The total probability of observing a real article is made up the sum of its parts. Namely

\[P(B^c) = P(A \cap B^c) + P(A^c \cap B^c)\] \[=P(A|B^c)P(B^c) + P(A^c|B^c)P(B^c)\] \[=.0132 + .5868 = .6\]

In the above calculations we also step through joint probabilities

Joint and conditional probability

\[P(A \cap B) = P(A|B)P(B)\]

\(A\) and \(B\) are said to be independent events, if and only if

\[P(A \cap B) = P(A)P(B)\]

from this we can also derive the definition of a conditional probability

\[P(A|B) = \frac{P(A \cap B)}{P(B)}\]

At this point we are able to answer the question, “What is the probability, the new article is fake?”. Given that the new article has an exclamation point, we can zoom into the top row of the table of probabilitties. Within this row we have probabilities \(.1068/.12 = .833\) for fake and \(.0132 / .12 = .11\) for real.
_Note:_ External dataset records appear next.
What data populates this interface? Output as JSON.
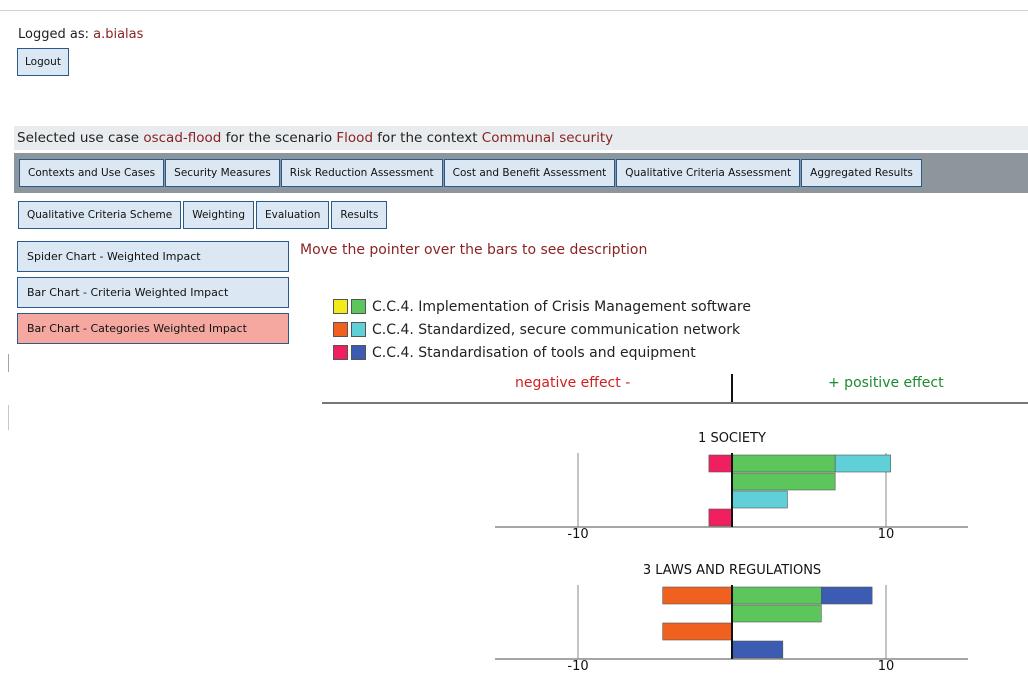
{
  "login": {
    "prefix": "Logged as: ",
    "user": "a.bialas",
    "logout_label": "Logout"
  },
  "context": {
    "t1": "Selected use case ",
    "use_case": "oscad-flood",
    "t2": " for the scenario ",
    "scenario": "Flood",
    "t3": " for the context ",
    "ctx": "Communal security"
  },
  "main_tabs": [
    "Contexts and Use Cases",
    "Security Measures",
    "Risk Reduction Assessment",
    "Cost and Benefit Assessment",
    "Qualitative Criteria Assessment",
    "Aggregated Results"
  ],
  "sub_tabs": [
    "Qualitative Criteria Scheme",
    "Weighting",
    "Evaluation",
    "Results"
  ],
  "side_buttons": [
    "Spider Chart - Weighted Impact",
    "Bar Chart - Criteria Weighted Impact",
    "Bar Chart - Categories Weighted Impact"
  ],
  "hint": "Move the pointer over the bars to see description",
  "legend": [
    {
      "label": "C.C.4. Implementation of Crisis Management software",
      "neg_color": "#f2ea1b",
      "pos_color": "#5cc55c"
    },
    {
      "label": "C.C.4. Standardized, secure communication network",
      "neg_color": "#f0601e",
      "pos_color": "#5fcfd8"
    },
    {
      "label": "C.C.4. Standardisation of tools and equipment",
      "neg_color": "#ef1f60",
      "pos_color": "#3c5cb3"
    }
  ],
  "effects": {
    "negative": "negative effect -",
    "positive": "+ positive effect"
  },
  "colors": {
    "button_bg": "#dce7f4",
    "button_border": "#2a5a8a",
    "active_button_bg": "#f5a8a0",
    "tab_bar_bg": "#8d959d",
    "context_red": "#8b2323"
  },
  "chart_data": [
    {
      "type": "bar",
      "orientation": "horizontal-diverging",
      "title": "1 SOCIETY",
      "xlim": [
        -10,
        10
      ],
      "ticks": [
        "-10",
        "10"
      ],
      "rows": [
        [
          {
            "value": -1.5,
            "color": "#ef1f60"
          },
          {
            "value": 6.7,
            "color": "#5cc55c"
          },
          {
            "value": 3.6,
            "color": "#5fcfd8"
          }
        ],
        [
          {
            "value": 6.7,
            "color": "#5cc55c"
          }
        ],
        [
          {
            "value": 3.6,
            "color": "#5fcfd8"
          }
        ],
        [
          {
            "value": -1.5,
            "color": "#ef1f60"
          }
        ]
      ]
    },
    {
      "type": "bar",
      "orientation": "horizontal-diverging",
      "title": "3 LAWS AND REGULATIONS",
      "xlim": [
        -10,
        10
      ],
      "ticks": [
        "-10",
        "10"
      ],
      "rows": [
        [
          {
            "value": -4.5,
            "color": "#f0601e"
          },
          {
            "value": 5.8,
            "color": "#5cc55c"
          },
          {
            "value": 3.3,
            "color": "#3c5cb3"
          }
        ],
        [
          {
            "value": 5.8,
            "color": "#5cc55c"
          }
        ],
        [
          {
            "value": -4.5,
            "color": "#f0601e"
          }
        ],
        [
          {
            "value": 3.3,
            "color": "#3c5cb3"
          }
        ]
      ]
    }
  ]
}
This is essentially Baye’s Rule. We developed a posterior probability for an event \(B\) given some observation \(A\). We did so by combining the likelihood of event \(B\) given some new data \(A\) and the prior probability of event \(B\). More formally we have the following definition:

Baye’s Rule

The posterior probability of an event \(B\) given a \(A\) is:

\[ P(B|A) = \frac{P(A \cap B)}{P(A)} = \frac{L(B|A)P(B)}{P(A)}\]
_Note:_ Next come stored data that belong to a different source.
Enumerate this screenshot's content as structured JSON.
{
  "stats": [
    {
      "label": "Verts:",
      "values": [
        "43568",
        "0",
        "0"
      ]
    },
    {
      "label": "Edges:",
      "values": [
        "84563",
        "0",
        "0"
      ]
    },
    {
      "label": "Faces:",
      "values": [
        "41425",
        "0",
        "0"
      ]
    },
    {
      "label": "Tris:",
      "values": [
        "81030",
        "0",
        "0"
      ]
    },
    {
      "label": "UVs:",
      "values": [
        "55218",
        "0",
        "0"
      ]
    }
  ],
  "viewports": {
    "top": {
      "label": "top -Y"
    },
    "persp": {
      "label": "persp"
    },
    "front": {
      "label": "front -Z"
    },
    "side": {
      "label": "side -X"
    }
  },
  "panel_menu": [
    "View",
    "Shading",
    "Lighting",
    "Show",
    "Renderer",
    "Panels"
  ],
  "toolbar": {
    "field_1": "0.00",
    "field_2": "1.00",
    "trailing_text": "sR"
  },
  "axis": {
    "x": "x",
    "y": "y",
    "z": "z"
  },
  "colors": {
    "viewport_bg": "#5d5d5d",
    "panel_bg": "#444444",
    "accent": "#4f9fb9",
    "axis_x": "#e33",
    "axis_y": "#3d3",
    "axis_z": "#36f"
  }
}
where \(L\) is the likelihood function \(L(B|A) = P(B|A)\) and \(P(A)\) is the total probability of \(A\).

More generally,

\[ \frac{likelihood \cdot prior}{normalizing \;\; constant}\]

Simualation

articles <- tibble::tibble(type = c("real", "fake"))

priors <- c(.6, .4)

articles_sim <- sample_n(articles, 10000, replace = TRUE, weight = priors)

articles_sim |>
    ggplot(aes(x = type)) + geom_bar()

and a summary table

articles_sim |>
    group_by(type) |>
    summarise(
        total = n(), 
        prop = total / nrow(articles_sim)
    ) |>
    gt()|>
    gt::cols_width(everything() ~ px(100))

type	total	prop
fake	3941	0.3941
real	6059	0.6059

the simulation of 10,000 articles shows us very nearly the same priors we had from the data. We can now add the exclamation usage into the data.
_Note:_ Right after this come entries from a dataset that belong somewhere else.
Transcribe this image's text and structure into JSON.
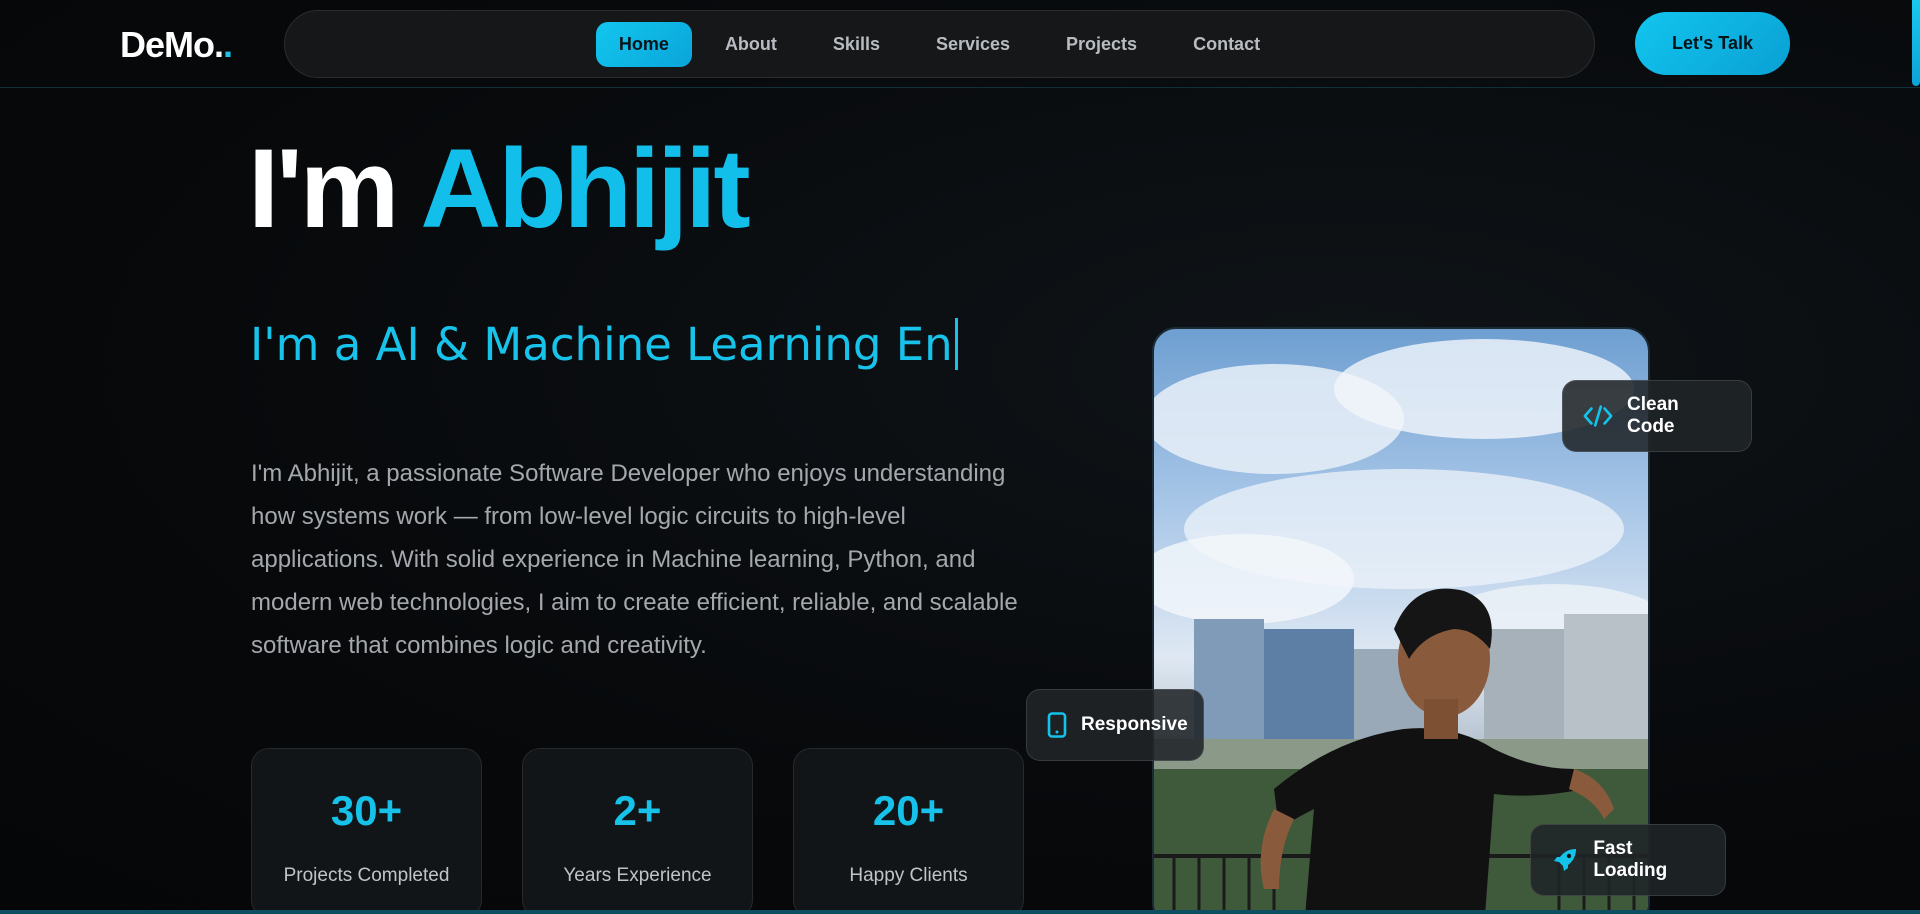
{
  "header": {
    "logo_text": "DeMo.",
    "logo_dot": ".",
    "cta_label": "Let's Talk"
  },
  "nav": {
    "items": [
      {
        "label": "Home",
        "active": true
      },
      {
        "label": "About",
        "active": false
      },
      {
        "label": "Skills",
        "active": false
      },
      {
        "label": "Services",
        "active": false
      },
      {
        "label": "Projects",
        "active": false
      },
      {
        "label": "Contact",
        "active": false
      }
    ]
  },
  "hero": {
    "greeting": "I'm",
    "name": "Abhijit",
    "typed_text": "I'm a AI & Machine Learning En",
    "bio": "I'm Abhijit, a passionate Software Developer who enjoys understanding how systems work — from low-level logic circuits to high-level applications. With solid experience in Machine learning, Python, and modern web technologies, I aim to create efficient, reliable, and scalable software that combines logic and creativity."
  },
  "stats": [
    {
      "value": "30+",
      "label": "Projects Completed"
    },
    {
      "value": "2+",
      "label": "Years Experience"
    },
    {
      "value": "20+",
      "label": "Happy Clients"
    }
  ],
  "badges": {
    "clean_code": {
      "label": "Clean Code",
      "icon": "code-icon"
    },
    "responsive": {
      "label": "Responsive",
      "icon": "mobile-icon"
    },
    "fast_loading": {
      "label": "Fast Loading",
      "icon": "rocket-icon"
    }
  },
  "colors": {
    "accent": "#12c6ee",
    "background": "#07090b"
  }
}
articles_sim <- articles_sim |>
    mutate(model_data = case_when(
        type == "fake" ~ .267, 
        type == "real" ~ .022
    ))

The plan here is to iterate through the 10,000 samples and use the data_model value to assign either, “yes” or “no” using the sample function.

data <- c("yes", "no")

articles_sim <- articles_sim |>
    mutate(id = row_number()) |>
    group_by(id) |>
    mutate(usage = sample(data, 1, prob = c(model_data, 1 - model_data)))

articles_sim |>
    group_by(usage, type) |>
    summarise(
        total = n()
    ) |>
    pivot_wider(names_from = type, values_from = total)

# A tibble: 2 × 3
# Groups:   usage [2]
  usage  fake  real
  <chr> <int> <int>
1 no     2936  5932
2 yes    1005   127

articles_sim |>
    ggplot(aes(x = type, fill = usage)) + 
    geom_bar() + 
    scale_fill_discrete(type = c("gray8", "dodgerblue4"))

So far have compute both the priors and likelihoods, we can simply filter our data to reflect the incoming article and determine our posterior.

articles_sim |>
    filter(usage == "yes") |>
    group_by(type) |>
    summarise(
        total = n()
    ) |>
    mutate(
        prop = total / sum(total)
    )

# A tibble: 2 × 3
  type  total  prop
  <chr> <int> <dbl>
1 fake   1005 0.888
2 real    127 0.112

Discrete Probability Model

Let \(Y\) be a discrete random variable. The probability model for \(Y\) is described by a probability mass function (pmf) defined as: \[f(y) = P(Y = y)\]

and has the following properties

\(0 \leq f(y) \leq 1\;\; \forall y\)
\(\sum_{\forall y}f(y) = 1\)

in emanuel’s words

what does this mean? well its very straightforward a pmf is a function that takes in a some value y and outputs the probability that the random variable \(Y\) equals \(y\).